When the no-COLA announcement was made in October 2009 for benefits in 2010, there were many calls for an ad-hoc COLA or a one-time payment to seniors, as the Obama Administration advocated. Luckily, advocates were rebuffed (well, not really--see below). This year seems to be no different; in fact, Rep. Earl Pomeroy (D-ND) beat everyone to the punch by introducing a bill in July that would make a $250 one-time payment in the event of a no-COLA year. In the words of Charles Barkley, "that's a terrible idea."
(It seems that lawmakers were actually able to sneak-in a one-time payment to seniors this year--just under a different guise. Under the health care reform act, Medicare Part D beneficiaries will be receiving a $250 check to help them deal with the "donut hole", or the coverage gap between a beneficiary's maximum deductible under their drug plan and the threshold where catastrophic coverage would kick in.
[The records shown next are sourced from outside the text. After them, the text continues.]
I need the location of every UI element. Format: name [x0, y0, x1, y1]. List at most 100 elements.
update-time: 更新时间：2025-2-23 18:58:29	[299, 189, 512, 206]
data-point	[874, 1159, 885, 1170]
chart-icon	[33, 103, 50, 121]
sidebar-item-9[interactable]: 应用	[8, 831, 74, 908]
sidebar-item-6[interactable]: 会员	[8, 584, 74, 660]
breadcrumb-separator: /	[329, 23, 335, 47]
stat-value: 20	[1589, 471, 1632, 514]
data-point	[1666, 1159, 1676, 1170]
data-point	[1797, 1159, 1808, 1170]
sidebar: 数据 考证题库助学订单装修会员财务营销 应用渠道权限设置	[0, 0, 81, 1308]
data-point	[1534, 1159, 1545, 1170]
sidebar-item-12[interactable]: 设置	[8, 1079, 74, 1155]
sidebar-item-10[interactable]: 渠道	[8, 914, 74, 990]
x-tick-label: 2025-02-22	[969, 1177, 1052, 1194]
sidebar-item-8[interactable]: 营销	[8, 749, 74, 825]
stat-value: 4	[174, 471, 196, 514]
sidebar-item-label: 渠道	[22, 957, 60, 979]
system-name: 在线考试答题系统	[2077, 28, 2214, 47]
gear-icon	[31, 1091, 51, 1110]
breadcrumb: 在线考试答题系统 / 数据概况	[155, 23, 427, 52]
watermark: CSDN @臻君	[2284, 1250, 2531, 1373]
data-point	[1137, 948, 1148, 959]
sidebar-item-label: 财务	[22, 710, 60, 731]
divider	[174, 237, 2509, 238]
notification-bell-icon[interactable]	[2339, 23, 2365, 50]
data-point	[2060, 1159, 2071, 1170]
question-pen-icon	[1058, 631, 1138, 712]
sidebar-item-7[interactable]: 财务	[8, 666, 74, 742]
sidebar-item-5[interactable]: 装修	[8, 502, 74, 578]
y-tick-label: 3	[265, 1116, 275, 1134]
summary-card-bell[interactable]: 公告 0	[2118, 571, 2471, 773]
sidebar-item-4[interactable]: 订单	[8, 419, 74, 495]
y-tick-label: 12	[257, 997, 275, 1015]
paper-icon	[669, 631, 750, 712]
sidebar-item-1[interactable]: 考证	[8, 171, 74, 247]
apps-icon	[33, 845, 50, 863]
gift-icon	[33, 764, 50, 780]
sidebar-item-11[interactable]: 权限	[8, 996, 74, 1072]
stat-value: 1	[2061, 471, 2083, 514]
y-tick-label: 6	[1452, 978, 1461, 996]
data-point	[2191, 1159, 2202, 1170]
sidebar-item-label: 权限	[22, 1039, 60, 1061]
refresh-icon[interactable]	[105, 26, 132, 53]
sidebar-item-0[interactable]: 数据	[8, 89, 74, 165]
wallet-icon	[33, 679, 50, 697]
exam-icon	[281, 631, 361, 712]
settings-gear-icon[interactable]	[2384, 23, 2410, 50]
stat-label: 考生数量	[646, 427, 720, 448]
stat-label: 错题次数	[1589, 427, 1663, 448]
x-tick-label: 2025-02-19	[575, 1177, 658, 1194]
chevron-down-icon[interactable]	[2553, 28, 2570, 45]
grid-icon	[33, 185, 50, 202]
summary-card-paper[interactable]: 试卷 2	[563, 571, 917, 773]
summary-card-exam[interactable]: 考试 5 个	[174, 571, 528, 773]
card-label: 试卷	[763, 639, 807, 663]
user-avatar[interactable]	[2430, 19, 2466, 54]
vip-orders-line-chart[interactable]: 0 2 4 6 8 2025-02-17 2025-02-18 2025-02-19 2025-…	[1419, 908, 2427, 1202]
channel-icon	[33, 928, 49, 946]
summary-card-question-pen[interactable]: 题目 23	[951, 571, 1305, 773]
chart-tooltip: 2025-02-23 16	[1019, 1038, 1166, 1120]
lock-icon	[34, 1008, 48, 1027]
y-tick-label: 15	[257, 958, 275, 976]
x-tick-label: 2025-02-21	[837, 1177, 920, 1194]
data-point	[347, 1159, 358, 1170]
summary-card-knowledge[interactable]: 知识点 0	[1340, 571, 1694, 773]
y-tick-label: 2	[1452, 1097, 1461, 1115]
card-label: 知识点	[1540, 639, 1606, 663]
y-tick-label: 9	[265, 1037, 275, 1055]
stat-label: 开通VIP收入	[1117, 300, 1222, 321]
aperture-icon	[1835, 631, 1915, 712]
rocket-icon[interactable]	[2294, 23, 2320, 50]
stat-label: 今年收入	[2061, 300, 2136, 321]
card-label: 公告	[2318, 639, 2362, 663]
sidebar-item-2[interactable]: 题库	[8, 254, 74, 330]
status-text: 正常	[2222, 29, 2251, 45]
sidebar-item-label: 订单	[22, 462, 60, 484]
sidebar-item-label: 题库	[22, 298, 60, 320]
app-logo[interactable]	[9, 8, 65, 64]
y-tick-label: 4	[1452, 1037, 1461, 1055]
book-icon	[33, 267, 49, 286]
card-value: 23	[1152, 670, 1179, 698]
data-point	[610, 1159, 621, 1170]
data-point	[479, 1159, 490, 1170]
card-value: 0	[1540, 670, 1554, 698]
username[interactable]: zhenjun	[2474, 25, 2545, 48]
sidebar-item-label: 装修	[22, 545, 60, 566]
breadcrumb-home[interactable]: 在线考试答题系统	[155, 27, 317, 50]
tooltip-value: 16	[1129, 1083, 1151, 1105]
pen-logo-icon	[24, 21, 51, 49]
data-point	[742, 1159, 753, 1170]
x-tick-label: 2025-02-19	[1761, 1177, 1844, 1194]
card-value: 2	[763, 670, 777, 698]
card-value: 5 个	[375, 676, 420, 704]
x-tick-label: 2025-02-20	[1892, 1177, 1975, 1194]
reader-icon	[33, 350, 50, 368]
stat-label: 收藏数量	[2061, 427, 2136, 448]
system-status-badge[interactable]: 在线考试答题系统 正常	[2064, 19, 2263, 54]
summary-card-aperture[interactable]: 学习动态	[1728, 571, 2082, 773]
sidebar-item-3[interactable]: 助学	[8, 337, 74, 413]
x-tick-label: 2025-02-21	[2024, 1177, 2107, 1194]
Measures in the health care reform package will gradually close this coverage gap, but to "hold beneficiaries over", the federal government will be sending them $250. "Coincidentally", the Medicare Part D and Social Security cover nearly all of the same people . Even under the guise of health reform, lawmakers just couldn't resist the urge to pander to seniors.)
Politico mentioned the possibility in passing the other day that some lawmakers may support using the credit on the PAYGO scorecard to pay for any sort of COLA measure, though nothing specific has been brought up yet. The $43 billion in "credits" on the PAYGO scorecard are the savings that have been accumulated by bills passed this year; most of the savings come from health care reform. Under the PAYGO law, Congress would technically be able to pass a bill such as the one-time payments using these savings as offsets. (Note that Congress could instead decide to use the PAYGO credit to pay for extending tax cuts for upper-income earners.) Again, these are all terrible ideas that would reflect poor policymaking and poor fiscal decision making.
But some of these ideas are even worse than others:
- The worst outcome would be an ad-hoc COLA, since such an action would institute a permanent change in the Social Security system by making benefits higher (indefinitely) than they would have been.
- Also very bad would be a one-time payment to seniors that was designated as "emergency spending"--thus waiving the requirement that it be paid for. This would at least be only tempory, but it would add to the debt and set a bad precedent.
- Nearly as bad would be a one-time payment that used credits on the PAYGO scorecard -- that would at least eliminate the ability of lawmakers to use those hard-earned credits for something else.
- Though a one-time payment to beneficiaries that was fully offset would do the least fiscal damange, it is poor policy nonetheless. Such a payment is unjustified given that real benefits will aleady be higher than in 2009. And it will take away a policy change which could have been potentially used for deficit reduction.
Getting the message? Any way you frame it, it's just a bad idea. If prices do not drastically increase this month, any type of COLA or one-time payment to seniors in 2011 would be plain old political pandering.
Many of the credits on the PAYGO scorecard (in fact, over $44 billion) were put there by health reform's savings from Medicare Advantage and cuts to Medicare providers over the coming decade. (Note: these numbers should not be confused with the $143 billion in deficit reduction over ten years.) Those deficit savings were hard-earned, and the public was promised that health reform would reduce the deficit. Policymakers must not use those credits to pay for other initiatives.
Not making the deficit any worse is the first step--but we need to start lowering them. Lawmakers must resist the temptation to enact an ad-hoc COLA.